Recent studies show that the connection between your brain and your body is indeed a two-way street and that means movement really can have an impact how you feel, emotionally and psychologically. Moving your body really can change your brain.
Regular activity can also have a huge impact on mental health, specifically reducing anxiety as the brains fight or flight system because less reactive. When we take part in physical exercise and move our body, the stress response caused by day to day life events and challenges mirror the effects taking place in the body when we exercise, such as higher heart rate. This means we are able to build a deeper tolerance to such physical change, thus reducing the trigger opportunities from the reaction to stressful situations.
Movement mediation, including mindful movement, Qi Gong, Tai Chi and Yoga are proven to reduce symptoms of depression. This type of movement focuses on the body moving slowly and with ease. Teachers work with their students to practice paying attention to the body, how the body moves and what it feels like to move this way. As we connect with this type of movement, our nervous system slows and finds balance, allowing feel good chemicals of dopamine and serotonin to secrete the organs and body. These chemicals give off the same feeling as when we are hugged by a loved one or maybe we eat a piece of our favourite chocolate.

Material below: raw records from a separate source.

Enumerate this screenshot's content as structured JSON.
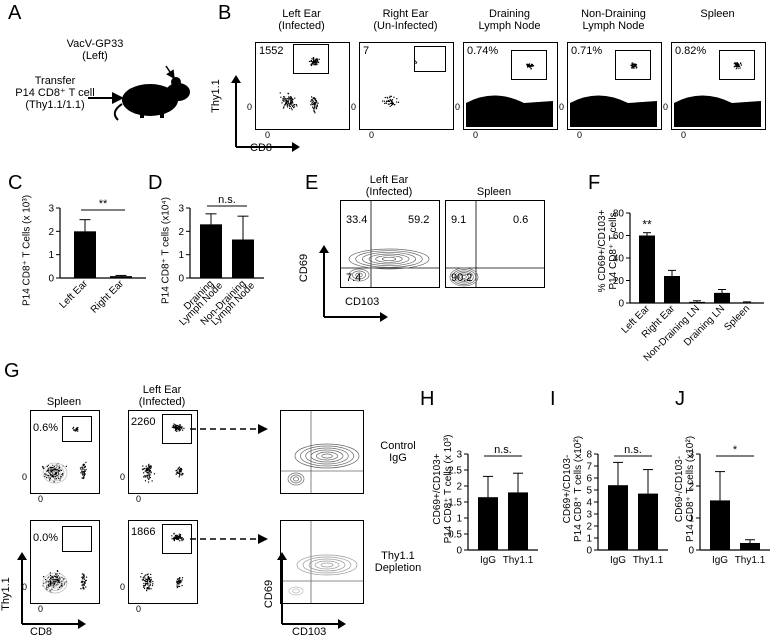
{
  "panel_A": {
    "letter": "A",
    "transfer_text": [
      "Transfer",
      "P14 CD8⁺ T cell",
      "(Thy1.1/1.1)"
    ],
    "infection_text": [
      "VacV-GP33",
      "(Left)"
    ]
  },
  "panel_B": {
    "letter": "B",
    "plots": [
      {
        "title": [
          "Left Ear",
          "(Infected)"
        ],
        "gate_value": "1552"
      },
      {
        "title": [
          "Right Ear",
          "(Un-Infected)"
        ],
        "gate_value": "7"
      },
      {
        "title": [
          "Draining",
          "Lymph Node"
        ],
        "gate_value": "0.74%"
      },
      {
        "title": [
          "Non-Draining",
          "Lymph Node"
        ],
        "gate_value": "0.71%"
      },
      {
        "title": [
          "Spleen"
        ],
        "gate_value": "0.82%"
      }
    ],
    "y_axis": "Thy1.1",
    "x_axis": "CD8",
    "tick": "0"
  },
  "panel_C": {
    "letter": "C",
    "ylabel": "P14 CD8⁺ T Cells (x 10³)",
    "significance": "**",
    "chart_data": {
      "type": "bar",
      "categories": [
        "Left Ear",
        "Right Ear"
      ],
      "values": [
        2.0,
        0.08
      ],
      "errors": [
        0.5,
        0.03
      ],
      "ylim": [
        0,
        3
      ],
      "yticks": [
        "0",
        "1",
        "2",
        "3"
      ]
    }
  },
  "panel_D": {
    "letter": "D",
    "ylabel": "P14 CD8⁺ T cells (x10⁴)",
    "significance": "n.s.",
    "chart_data": {
      "type": "bar",
      "categories": [
        "Draining Lymph Node",
        "Non-Draining Lymph Node"
      ],
      "category_lines": [
        [
          "Draining",
          "Lymph Node"
        ],
        [
          "Non-Draining",
          "Lymph Node"
        ]
      ],
      "values": [
        2.3,
        1.65
      ],
      "errors": [
        0.45,
        1.0
      ],
      "ylim": [
        0,
        3
      ],
      "yticks": [
        "0",
        "1",
        "2",
        "3"
      ]
    }
  },
  "panel_E": {
    "letter": "E",
    "plots": [
      {
        "title": [
          "Left Ear",
          "(Infected)"
        ],
        "q_ul": "33.4",
        "q_ur": "59.2",
        "q_ll": "7.4"
      },
      {
        "title": [
          "Spleen"
        ],
        "q_ul": "9.1",
        "q_ur": "0.6",
        "q_ll": "90.2"
      }
    ],
    "y_axis": "CD69",
    "x_axis": "CD103"
  },
  "panel_F": {
    "letter": "F",
    "ylabel": [
      "% CD69+/CD103+",
      "P14 CD8⁺ T cells"
    ],
    "significance": "**",
    "chart_data": {
      "type": "bar",
      "categories": [
        "Left Ear",
        "Right Ear",
        "Non-Draining LN",
        "Draining LN",
        "Spleen"
      ],
      "values": [
        60,
        24,
        1,
        9,
        0.5
      ],
      "errors": [
        2.5,
        5,
        1,
        3,
        0.5
      ],
      "ylim": [
        0,
        80
      ],
      "yticks": [
        "0",
        "20",
        "40",
        "60",
        "80"
      ]
    }
  },
  "panel_G": {
    "letter": "G",
    "col_titles": [
      [
        "Spleen"
      ],
      [
        "Left Ear",
        "(Infected)"
      ]
    ],
    "rows": [
      {
        "spleen_value": "0.6%",
        "ear_value": "2260",
        "label": [
          "Control",
          "IgG"
        ]
      },
      {
        "spleen_value": "0.0%",
        "ear_value": "1866",
        "label": [
          "Thy1.1",
          "Depletion"
        ]
      }
    ],
    "y_axis": "Thy1.1",
    "x_axis": "CD8",
    "contour_y": "CD69",
    "contour_x": "CD103",
    "tick": "0"
  },
  "panel_H": {
    "letter": "H",
    "ylabel": [
      "CD69+/CD103+",
      "P14 CD8⁺ T cells (x 10³)"
    ],
    "significance": "n.s.",
    "chart_data": {
      "type": "bar",
      "categories": [
        "IgG",
        "Thy1.1"
      ],
      "values": [
        1.65,
        1.8
      ],
      "errors": [
        0.65,
        0.6
      ],
      "ylim": [
        0,
        3
      ],
      "yticks": [
        "0",
        "0.5",
        "1",
        "1.5",
        "2",
        "2.5",
        "3"
      ]
    }
  },
  "panel_I": {
    "letter": "I",
    "ylabel": [
      "CD69+/CD103-",
      "P14 CD8⁺ T cells (x10²)"
    ],
    "significance": "n.s.",
    "chart_data": {
      "type": "bar",
      "categories": [
        "IgG",
        "Thy1.1"
      ],
      "values": [
        5.4,
        4.7
      ],
      "errors": [
        1.9,
        2.0
      ],
      "ylim": [
        0,
        8
      ],
      "yticks": [
        "0",
        "1",
        "2",
        "3",
        "4",
        "5",
        "6",
        "7",
        "8"
      ]
    }
  },
  "panel_J": {
    "letter": "J",
    "ylabel": [
      "CD69-/CD103-",
      "P14 CD8⁺ T cells (x10²)"
    ],
    "significance": "*",
    "chart_data": {
      "type": "bar",
      "categories": [
        "IgG",
        "Thy1.1"
      ],
      "values": [
        1.55,
        0.22
      ],
      "errors": [
        0.9,
        0.1
      ],
      "ylim": [
        0,
        3
      ],
      "yticks": [
        "0",
        "1",
        "2",
        "3"
      ]
    }
  }
}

Frequent (2 or 3 times per week) movement practice as described, can reduce the severity of symptoms in post-traumatic stress disorder. Changing your posture, breathing, and rhythm of your heart through the way we move can all change your brain. This will reduce stress, depression, and anxiety, and leading to a deeper feeling of well-being.
There are some surprising benefits of moving together as a class or community.
Whilst we know we can move our body alone, at the gym, maybe out for a walk; studies and research now show that when we move in time with others it can have all the benefits outlined in this blog but also improve our self esteem.
In 2014 Psychologist Joanna Lumsden completed a study on the benefit of movement in groups. The outcomes of this study showed that those who moved in groups and mirrored the movement of others that their self esteem was higher (based on survey results) to those who completed the same movement class alone.
The study and it’s results.
Sync or sink? Interpersonal synchrony impacts self-esteem – PMC (nih.gov)
To summarise
Our mind and body are connected, we know that. The brain might be the master controller of our whole system but the way you move can truly affect how we think and feel.
Movement therapies are used to support those with depression and anxiety. In Chinese medicine, the first prescription is movement, before any medication. If we consider moving our body more to support our mental wellbeing, we may just open a new door way to connecting more with our needs, thus benefitting from some significant changes in our mental health that can bring about a deeper connection to life, fill us with joy and contentment, help us increase our fitness levels, become more healthy and overall live a life that is rid of anxiety and certainly less stressful.